North Face: Alpine Tragedy Becomes Harrowing Film

No, not the parkas. The fearsome north face of the Eiger became the object of National Socialist obsession during the ’30s. An Olympic gold medal was promised to its first summit party—preferably to be of good, blonde Aryan stock—and the Nazi press glorified those alpinists who tried. Though as a newspaper editor says in this dramatization of an epic, real-life attempt, “Those two don’t care about the politics,” meaning the rustic Bavarian mountaineers who quit the Wehrmacht to make the attempt—after bicycling 700 kilometers to Switzerland with their gear! Benno Fürmann and Florian Lukas play the impetuous pair. Embellishing the story is a journalist from their home village (Johanna Wokalek) to provide a love interest and tears. Climbers (myself included) who know the famous tale needn’t be warned of spoilers: Shot on location, the film is slow, realistic, and excruciating in its latter stages.
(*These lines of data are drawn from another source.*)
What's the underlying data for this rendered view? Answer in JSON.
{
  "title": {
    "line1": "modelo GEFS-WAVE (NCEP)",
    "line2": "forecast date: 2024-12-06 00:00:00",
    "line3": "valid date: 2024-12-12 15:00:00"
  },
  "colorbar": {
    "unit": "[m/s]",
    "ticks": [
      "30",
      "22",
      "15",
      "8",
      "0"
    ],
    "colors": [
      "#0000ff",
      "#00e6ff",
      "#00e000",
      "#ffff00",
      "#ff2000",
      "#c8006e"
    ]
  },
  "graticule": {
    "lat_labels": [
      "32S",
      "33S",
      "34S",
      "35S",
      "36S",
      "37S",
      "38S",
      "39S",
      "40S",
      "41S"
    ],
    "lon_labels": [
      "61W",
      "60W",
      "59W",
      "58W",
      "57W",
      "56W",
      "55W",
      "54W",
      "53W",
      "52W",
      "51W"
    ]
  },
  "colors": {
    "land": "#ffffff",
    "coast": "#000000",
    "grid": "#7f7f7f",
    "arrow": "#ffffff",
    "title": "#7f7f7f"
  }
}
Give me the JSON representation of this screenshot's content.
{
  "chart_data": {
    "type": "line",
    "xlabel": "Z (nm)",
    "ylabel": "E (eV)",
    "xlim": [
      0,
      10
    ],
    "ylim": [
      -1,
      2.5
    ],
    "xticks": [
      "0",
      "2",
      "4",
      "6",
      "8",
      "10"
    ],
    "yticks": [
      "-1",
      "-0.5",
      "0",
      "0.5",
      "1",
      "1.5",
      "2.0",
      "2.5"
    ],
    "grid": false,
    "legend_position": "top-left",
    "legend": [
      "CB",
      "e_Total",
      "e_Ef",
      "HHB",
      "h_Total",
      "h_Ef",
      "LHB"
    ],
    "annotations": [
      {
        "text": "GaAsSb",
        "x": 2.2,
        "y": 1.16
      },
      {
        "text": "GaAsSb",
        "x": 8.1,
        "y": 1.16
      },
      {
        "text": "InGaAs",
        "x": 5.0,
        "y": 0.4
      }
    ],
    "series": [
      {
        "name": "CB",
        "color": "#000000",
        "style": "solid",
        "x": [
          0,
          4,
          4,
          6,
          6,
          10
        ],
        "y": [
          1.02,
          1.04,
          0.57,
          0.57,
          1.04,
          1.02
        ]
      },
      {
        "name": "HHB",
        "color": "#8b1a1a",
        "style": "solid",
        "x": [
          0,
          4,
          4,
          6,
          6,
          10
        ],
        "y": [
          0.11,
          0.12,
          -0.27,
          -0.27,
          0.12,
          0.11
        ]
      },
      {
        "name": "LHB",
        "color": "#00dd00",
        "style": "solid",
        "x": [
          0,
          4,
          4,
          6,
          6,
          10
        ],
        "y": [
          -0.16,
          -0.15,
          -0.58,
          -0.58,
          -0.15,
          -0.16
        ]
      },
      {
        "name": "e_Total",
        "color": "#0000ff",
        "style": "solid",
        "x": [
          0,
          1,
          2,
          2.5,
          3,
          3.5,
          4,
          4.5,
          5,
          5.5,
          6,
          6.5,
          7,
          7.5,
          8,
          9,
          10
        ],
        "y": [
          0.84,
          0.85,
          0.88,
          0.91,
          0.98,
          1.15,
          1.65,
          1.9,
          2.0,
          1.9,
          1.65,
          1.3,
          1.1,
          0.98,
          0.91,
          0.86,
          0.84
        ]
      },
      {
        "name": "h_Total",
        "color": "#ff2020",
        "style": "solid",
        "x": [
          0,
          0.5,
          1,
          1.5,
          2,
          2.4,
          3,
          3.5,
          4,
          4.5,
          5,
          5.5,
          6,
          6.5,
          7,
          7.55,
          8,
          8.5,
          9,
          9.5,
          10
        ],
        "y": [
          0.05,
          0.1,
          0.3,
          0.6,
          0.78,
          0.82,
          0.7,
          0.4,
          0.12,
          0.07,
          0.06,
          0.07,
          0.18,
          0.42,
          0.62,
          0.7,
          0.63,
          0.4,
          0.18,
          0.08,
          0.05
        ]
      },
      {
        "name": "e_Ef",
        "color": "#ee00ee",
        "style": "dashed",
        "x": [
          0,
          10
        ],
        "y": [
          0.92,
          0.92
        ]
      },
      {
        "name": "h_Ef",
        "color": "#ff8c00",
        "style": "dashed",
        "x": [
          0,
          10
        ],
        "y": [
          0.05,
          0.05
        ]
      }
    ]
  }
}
The difference between a 50- and 60-meter rope is life and death. A lost mitten means debilitating frostbite. There are no helmets, GPS units, or cell phones to call for rescue. This isn’t Vertical Limit, but Touching the Void. (The train-tunnel “gallery” windows drilled through the Nordwand are also familiar from The Eiger Sanction.) Director Philipp Stölzl makes the movie a tad more political (i.e., anti-Nazi) than it needs to be, but Fürmann’s stoic performance reduces the story to its harsh, true fundamentals. Of the risks in climbing (as in life), he says, “You can be the best, but it’s still a lottery.”